Victor (Vic) Nees (pronounced [neˑs]) (Mechelen, March 8, 1936 – Vilvoorde, March 14, 2013) was a Belgian (Flemish) composer (mainly of choral music), choral conductor, musicologist, and music educator.
Vic Nees's father was Staf Nees, a famous Belgian carillonist, composer and organist. His early musical education was intense but informal. He had piano and organ lessons, and after taking a preparatory course of solfège by Paul Gilson he became a member of the cathedral choir of St. Rumbold's, then conducted by Jules Van Nuffel, who greatly impressed him. Of equal importance in his education were his father’s musical friends and acquaintances; they included Marinus de Jong, Jef van Hoof and Arthur Meulemans.

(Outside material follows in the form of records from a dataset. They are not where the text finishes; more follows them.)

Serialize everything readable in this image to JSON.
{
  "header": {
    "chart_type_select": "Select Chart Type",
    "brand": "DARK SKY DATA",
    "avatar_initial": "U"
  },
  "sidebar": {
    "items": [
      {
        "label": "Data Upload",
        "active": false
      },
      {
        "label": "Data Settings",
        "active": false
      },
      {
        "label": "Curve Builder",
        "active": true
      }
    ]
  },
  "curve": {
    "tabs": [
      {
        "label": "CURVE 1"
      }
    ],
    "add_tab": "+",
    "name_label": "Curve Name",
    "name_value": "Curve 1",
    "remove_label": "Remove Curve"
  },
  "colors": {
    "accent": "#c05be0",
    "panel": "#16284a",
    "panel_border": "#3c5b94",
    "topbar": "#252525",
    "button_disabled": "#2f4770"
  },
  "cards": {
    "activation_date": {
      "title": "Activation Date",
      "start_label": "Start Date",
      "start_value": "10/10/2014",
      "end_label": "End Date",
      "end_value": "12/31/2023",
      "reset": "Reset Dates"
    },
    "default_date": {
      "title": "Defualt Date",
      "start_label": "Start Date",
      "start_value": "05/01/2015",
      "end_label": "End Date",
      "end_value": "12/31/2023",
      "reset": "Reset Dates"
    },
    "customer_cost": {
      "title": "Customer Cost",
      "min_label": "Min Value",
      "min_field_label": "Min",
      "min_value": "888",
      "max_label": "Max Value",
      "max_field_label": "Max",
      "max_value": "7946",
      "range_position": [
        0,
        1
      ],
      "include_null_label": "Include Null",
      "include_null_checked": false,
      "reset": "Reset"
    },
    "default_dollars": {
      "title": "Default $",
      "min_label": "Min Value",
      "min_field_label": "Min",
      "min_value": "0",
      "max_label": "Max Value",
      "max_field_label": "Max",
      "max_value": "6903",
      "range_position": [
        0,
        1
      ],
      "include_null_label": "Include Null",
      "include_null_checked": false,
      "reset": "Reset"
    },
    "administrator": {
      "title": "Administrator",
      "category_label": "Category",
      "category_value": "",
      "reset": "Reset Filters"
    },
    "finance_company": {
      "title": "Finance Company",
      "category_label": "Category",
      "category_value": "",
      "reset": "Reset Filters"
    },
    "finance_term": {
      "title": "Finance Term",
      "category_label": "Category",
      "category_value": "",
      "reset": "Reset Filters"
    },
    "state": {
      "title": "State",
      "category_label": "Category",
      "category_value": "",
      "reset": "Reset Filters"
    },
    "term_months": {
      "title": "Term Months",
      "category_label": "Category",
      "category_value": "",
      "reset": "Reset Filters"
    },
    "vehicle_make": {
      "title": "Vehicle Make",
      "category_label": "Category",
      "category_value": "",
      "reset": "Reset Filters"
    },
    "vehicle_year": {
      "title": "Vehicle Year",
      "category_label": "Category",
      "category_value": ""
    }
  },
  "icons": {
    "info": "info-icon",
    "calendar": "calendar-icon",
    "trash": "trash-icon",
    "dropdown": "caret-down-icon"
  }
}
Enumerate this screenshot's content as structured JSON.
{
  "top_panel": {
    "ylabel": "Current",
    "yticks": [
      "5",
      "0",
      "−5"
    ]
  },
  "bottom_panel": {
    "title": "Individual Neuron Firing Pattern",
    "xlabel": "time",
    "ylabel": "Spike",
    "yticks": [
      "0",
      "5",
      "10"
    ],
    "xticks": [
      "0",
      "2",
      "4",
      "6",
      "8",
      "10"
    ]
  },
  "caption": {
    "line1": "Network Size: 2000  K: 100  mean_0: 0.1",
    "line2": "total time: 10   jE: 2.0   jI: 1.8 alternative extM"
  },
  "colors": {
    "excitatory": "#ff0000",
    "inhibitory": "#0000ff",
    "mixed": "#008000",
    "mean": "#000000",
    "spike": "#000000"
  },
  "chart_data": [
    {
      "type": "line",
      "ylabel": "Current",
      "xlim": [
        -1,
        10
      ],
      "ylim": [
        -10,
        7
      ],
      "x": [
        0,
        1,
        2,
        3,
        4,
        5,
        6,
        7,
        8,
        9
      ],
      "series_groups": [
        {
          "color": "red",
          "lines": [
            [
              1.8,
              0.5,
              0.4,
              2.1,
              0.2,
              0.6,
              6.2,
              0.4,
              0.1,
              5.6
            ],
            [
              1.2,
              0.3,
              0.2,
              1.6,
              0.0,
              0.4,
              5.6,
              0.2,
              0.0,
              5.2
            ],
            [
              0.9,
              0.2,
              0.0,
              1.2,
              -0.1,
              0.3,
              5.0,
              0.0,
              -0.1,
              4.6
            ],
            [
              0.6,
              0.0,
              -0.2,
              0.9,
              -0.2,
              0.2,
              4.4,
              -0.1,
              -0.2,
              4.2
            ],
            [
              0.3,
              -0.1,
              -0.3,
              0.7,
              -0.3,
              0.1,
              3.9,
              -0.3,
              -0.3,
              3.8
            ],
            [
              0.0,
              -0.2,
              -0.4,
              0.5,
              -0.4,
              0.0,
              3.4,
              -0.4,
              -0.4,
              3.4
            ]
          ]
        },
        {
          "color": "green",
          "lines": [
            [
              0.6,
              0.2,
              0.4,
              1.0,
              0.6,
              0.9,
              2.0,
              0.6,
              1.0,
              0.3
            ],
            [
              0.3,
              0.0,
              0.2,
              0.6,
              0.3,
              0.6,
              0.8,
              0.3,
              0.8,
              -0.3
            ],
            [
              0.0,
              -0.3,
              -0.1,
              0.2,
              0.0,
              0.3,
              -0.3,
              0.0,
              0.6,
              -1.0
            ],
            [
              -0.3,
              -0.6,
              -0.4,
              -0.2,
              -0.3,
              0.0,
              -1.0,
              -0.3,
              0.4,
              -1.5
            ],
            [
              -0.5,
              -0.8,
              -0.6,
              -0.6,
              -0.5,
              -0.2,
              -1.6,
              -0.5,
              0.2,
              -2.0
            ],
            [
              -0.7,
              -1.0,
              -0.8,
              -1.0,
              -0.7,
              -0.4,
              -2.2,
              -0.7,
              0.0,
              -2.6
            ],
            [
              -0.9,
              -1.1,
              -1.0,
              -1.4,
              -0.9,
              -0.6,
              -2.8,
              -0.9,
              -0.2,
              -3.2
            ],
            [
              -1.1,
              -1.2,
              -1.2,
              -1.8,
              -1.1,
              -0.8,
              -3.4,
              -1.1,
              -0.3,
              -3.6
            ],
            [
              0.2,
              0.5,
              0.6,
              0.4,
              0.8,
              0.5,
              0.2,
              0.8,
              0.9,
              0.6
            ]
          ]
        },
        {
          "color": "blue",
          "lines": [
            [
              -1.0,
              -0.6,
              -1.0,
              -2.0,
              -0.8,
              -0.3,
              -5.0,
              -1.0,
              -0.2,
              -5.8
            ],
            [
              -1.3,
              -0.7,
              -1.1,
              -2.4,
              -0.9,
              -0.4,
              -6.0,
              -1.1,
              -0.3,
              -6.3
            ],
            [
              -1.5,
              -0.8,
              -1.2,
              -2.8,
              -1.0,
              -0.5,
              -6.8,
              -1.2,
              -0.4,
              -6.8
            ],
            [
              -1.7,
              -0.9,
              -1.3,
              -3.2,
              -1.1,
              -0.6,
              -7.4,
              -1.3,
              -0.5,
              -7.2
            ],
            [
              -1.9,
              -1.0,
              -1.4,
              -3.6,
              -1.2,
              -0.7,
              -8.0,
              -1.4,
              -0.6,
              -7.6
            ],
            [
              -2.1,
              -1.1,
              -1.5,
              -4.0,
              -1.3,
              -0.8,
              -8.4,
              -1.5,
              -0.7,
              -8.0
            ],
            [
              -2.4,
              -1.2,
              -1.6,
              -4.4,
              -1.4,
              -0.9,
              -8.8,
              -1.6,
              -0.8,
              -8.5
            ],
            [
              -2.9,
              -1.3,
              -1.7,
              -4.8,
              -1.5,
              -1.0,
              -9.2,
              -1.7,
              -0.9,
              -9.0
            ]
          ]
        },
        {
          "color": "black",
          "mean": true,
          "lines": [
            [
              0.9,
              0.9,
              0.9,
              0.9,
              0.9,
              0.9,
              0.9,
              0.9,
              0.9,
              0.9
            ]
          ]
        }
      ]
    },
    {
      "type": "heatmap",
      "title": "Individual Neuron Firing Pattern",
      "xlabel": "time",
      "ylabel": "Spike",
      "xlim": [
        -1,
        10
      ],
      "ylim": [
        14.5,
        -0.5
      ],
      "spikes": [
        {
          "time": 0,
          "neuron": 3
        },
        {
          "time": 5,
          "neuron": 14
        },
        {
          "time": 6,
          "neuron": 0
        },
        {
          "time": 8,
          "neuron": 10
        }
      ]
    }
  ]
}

But until 1956 he was mainly self-taught, using his father's library of scores and recordings. His interest in classical and romantic music was short-lived; very quickly it turned to the moderns of the day, like Milhaud, Hindemith, Bartók and especially Stravinsky; later also Britten.
As a young teenager he already substituted for his father, away on concert tours, at the organ of the Basilica of Our Lady of Hanswijk. His father also drafted him as an accompanist at rehearsals of a choir he conducted.
After one year of study at the Arts Faculty of the Katholieke Universiteit Leuven, he enrolled at the Antwerp Royal Flemish Conservatoire (now the Royal Conservatoire of Antwerp) in 1956, intending to become a qualified music teacher. The degree did not yet exist, but in Antwerp Marcel Andries, whom he had met at home, was offering a pioneering program of music education that greatly interested him. At the Conservatoire he obtained degrees in solfège, harmony, counterpoint, fugue and music history. But when the Belgian state refused to recognize Andries's music education program with a formal degree, he quit. He kept in touch with Andries, however, whose influence on a generation of Flemish choral conductors played a major role in changing the practice of choral music in Flanders, substantially broadening its repertoire and turning it away from late romanticism, and having his choir members sing in a cleaner, leaner manner. Doubtless the best known and most influential of Andries's students was Vic Nees.